(経理初心者向け)棚卸資産って何??わかりやすく解説します!
こんにちは、ひめのです。
今回は、棚卸資産(実務上は在庫とも言ったりします)についてわかりやすく解説していこうと思います。
棚卸資産には、「原価計算」や「棚卸資産の評価方法」、「棚卸資産の資産性」に関する論点がありますが、その点については別の機会に書くとして、今回は、棚卸資産はどういうもので実務上どのように扱われるのかという経理初心者向けの内容を書きたいと思います。
棚卸資産って何??
棚卸資産といっても種類がいくつかあります。具体的には、つぎのようなものが棚卸資産として分類されます。
【商品及び製品】
→「仕入れたが未だ販売していない商品」
→「製造したが未だ販売していない製品」
【仕掛品】
→「製造途中の未完成の製品など」
【原材料】
→「製造等に使用する前の材料など」
【貯蔵品】
→消耗品の中で一定の価値を有しており未使用のもの
→未使用の切手や印紙など
棚卸資産はBS(貸借対照表)に計上され、将来PL(損益計算書)の売上原価や販管費の科目になる科目です。
ただし、実務的には上記の意味合いの通りの順序で会計処理するとは限らないため、理論的背景と算出手順については少し注意が必要です。
例えば商品について次のような順序で計上・振替されていくのが一般的です。
①期首たな卸高の振替
→期首のたな卸高(前期末の棚卸資産残高)をPLの「期首棚卸し高」に振り替える
②商品の仕入れ
→PLに「仕入高」が計上される
③期末たな卸高の計上
→期末のたな卸高をPLの「期末棚卸し高」として計上する(費用のマイナス要素)
④「①+②-③」という計算により売上原価が算出される
つまり、PL上の売上原価の計算は、前年度末に残っている在庫の金額と当期に計上した仕入高から、当期末に残っている在庫の金額を差し引く計算となります。

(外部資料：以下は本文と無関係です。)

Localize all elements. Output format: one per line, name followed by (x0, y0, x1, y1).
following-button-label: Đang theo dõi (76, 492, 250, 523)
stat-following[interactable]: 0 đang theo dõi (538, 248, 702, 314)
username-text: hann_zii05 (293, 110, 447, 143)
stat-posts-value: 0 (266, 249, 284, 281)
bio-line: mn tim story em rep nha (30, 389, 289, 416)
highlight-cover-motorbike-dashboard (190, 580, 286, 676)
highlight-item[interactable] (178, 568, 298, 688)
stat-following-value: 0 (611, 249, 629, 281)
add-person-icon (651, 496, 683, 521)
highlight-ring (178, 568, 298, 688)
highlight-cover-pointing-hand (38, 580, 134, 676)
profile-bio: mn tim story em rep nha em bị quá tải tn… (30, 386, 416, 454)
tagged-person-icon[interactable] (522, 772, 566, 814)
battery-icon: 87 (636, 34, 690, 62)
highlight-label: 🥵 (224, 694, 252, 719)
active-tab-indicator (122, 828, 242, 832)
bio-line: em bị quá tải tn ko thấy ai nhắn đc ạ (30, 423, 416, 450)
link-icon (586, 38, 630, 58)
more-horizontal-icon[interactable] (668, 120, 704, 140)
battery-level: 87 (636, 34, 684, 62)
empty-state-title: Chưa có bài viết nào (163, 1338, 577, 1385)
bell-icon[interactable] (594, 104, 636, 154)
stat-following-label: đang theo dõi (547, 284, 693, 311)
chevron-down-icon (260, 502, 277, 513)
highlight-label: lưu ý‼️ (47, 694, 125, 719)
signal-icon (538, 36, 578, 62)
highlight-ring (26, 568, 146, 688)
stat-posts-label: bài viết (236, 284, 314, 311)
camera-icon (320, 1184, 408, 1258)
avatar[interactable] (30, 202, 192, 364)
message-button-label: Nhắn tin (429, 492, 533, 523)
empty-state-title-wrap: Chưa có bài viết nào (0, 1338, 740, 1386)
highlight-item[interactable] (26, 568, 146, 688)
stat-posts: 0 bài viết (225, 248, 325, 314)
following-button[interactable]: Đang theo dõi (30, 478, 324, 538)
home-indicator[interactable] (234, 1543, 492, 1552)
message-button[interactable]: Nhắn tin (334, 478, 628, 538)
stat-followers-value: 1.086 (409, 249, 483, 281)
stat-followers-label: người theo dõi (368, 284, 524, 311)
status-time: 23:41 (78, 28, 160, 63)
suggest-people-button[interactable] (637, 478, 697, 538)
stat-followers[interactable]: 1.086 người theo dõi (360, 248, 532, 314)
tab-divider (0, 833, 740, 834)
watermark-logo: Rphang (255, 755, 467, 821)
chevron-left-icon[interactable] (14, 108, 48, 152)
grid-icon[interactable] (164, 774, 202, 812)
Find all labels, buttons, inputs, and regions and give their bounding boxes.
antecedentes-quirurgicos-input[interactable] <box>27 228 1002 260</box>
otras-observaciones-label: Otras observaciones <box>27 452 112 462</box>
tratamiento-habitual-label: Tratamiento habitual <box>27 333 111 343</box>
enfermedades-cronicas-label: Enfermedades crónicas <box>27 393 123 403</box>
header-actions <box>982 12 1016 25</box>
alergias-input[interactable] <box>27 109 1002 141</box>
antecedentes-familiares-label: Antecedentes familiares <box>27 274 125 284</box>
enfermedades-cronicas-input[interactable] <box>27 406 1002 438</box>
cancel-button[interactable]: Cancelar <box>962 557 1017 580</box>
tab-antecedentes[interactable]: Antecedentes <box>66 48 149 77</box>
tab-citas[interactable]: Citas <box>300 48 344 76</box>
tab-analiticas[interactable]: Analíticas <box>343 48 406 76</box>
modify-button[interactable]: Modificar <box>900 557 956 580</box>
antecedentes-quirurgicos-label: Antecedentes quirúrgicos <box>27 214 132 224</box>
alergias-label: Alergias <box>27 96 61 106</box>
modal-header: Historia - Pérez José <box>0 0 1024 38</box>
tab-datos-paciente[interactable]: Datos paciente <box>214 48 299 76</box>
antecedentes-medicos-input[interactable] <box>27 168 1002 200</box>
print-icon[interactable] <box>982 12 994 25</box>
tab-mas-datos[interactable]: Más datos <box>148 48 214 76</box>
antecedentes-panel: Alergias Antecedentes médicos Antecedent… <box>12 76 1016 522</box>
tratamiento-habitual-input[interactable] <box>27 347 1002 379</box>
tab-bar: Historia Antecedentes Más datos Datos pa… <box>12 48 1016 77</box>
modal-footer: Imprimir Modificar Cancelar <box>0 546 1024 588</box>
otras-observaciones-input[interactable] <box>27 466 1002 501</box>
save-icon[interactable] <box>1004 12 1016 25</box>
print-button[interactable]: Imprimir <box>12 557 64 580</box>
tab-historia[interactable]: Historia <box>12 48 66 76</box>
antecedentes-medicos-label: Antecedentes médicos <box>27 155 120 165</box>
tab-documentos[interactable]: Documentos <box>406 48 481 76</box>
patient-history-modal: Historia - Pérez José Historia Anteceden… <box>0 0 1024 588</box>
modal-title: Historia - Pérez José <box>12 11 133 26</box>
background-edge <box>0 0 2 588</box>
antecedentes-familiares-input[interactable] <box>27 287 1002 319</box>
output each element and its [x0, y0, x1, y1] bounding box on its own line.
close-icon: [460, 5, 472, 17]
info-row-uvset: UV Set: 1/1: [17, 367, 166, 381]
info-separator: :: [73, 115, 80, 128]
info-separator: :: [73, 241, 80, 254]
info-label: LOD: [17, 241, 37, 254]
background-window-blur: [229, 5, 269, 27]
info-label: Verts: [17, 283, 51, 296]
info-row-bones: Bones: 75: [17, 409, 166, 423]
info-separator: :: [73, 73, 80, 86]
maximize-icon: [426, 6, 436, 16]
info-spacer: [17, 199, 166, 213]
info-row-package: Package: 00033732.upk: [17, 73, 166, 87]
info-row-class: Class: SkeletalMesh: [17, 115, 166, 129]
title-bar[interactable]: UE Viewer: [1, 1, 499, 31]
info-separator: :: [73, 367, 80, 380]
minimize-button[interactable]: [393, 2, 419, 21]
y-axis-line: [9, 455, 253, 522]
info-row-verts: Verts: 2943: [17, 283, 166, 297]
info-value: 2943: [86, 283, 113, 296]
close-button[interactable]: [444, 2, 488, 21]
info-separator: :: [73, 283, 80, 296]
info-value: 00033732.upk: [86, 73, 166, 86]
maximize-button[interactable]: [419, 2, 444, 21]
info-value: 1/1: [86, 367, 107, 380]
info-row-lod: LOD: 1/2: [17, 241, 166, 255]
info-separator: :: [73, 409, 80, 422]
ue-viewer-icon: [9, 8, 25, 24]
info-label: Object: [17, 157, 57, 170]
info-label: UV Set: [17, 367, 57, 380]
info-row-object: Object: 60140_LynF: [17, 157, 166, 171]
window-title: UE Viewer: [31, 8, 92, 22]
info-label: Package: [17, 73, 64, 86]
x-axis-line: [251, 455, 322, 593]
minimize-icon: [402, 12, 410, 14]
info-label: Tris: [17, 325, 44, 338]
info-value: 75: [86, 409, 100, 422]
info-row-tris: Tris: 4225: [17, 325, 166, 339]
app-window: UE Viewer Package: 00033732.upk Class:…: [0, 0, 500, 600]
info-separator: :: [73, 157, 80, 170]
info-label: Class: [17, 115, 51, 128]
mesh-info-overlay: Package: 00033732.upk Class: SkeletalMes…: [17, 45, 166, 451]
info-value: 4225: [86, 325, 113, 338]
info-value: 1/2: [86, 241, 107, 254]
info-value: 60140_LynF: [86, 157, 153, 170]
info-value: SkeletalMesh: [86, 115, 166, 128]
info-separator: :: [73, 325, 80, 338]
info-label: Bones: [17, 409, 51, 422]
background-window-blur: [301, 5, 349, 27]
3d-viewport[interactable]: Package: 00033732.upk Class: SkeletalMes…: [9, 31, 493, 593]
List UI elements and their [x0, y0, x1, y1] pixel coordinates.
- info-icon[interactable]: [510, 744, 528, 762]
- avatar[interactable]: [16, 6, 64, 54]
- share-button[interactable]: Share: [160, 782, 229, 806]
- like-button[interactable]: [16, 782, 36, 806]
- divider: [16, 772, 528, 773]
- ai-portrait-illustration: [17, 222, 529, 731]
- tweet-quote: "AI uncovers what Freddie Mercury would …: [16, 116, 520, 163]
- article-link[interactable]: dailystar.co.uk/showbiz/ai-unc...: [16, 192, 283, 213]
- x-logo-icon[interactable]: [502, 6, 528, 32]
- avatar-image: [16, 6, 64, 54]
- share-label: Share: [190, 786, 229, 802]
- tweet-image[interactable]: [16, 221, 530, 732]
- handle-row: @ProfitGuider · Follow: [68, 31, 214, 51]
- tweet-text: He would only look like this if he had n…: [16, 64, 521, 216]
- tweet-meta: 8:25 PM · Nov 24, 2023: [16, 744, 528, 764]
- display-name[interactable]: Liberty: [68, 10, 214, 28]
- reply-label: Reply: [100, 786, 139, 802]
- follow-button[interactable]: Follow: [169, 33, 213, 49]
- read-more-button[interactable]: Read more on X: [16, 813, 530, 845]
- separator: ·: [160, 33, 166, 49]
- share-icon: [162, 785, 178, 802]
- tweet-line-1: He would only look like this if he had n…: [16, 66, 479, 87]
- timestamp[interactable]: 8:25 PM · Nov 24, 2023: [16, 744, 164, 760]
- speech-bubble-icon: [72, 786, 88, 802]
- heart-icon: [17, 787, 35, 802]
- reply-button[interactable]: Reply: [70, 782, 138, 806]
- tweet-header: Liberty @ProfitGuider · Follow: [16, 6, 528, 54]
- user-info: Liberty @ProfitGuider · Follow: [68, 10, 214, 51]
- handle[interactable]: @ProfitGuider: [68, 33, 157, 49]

このほか、例えば仕掛り中のプロジェクトがある場合には、まだ売上が実現していないため、それまでにかかった人件費や経費などは、「仕掛品」等の科目に振り替えられます。
棚卸資産は利益調整に利用される??
棚卸資産の科目は利益調整に利用されることがあります。
あらかじめ申し上げておきますが、利益調整は不正会計ですので絶対行ってはいけないことです。
そのことを念頭に、健全な会計実務の実現のために、棚卸資産がどのように利益調整に利用されるのかを解説したいと思います。
全段の解説の通り、PL(損益計算書)上の売上原価が計上されるロジックは、
期首たな卸高 + 当期仕入高 - 期末たな卸高
です。
期末たな卸高を実際の金額よりも過少に計上した場合、売上原価が大きくなります。
逆に、期末たな卸高を実際の金額よりも過大に計上した場合、売上原価が小さくなります。
したがって、不正に利益小さくしたいと考える場合は在庫金額を少なくし、不正に利益を大きくしたい場合は在庫金額を大きくするという会計操作が行われます。
在庫は常に動いているものであるため通常はきっちりとした在庫管理が必要です。
期末現在のたな卸高を正確に把握していない場合や在庫管理を適切に行なっていない場合は不正会計の温床になやすいため、外部から監督する立場の場合は注意が必要です。
棚卸資産を利用した利益調整に限らず、不正会計にはどこかで綻びが出ますので見る人が見ると異変に気づくことができます。
棚卸資産を利用した利益調整による異常値等の例には次のようなものがあります。
・原価率が異常値となっている
・期末日付近や翌期に多額の返品処理がある
・毎年どんどん棚卸資産の金額が増加している
・期末日付近に不自然な多額の仕入がある
・実地棚卸を行なっていない、又は実地棚卸の記録と一致していない
これはあくまでも一例ですが、意図的に利益調整を行なっている場合は、どこかに異常値が出たり、エビデンスに問題があったりします。
必ずしも異常値があると利益調整を行なっていることにつながるわけではありませんが、不正な会計処理を行うと会計帳簿上のどこかに歪みがでてくることを理解していただければと思います。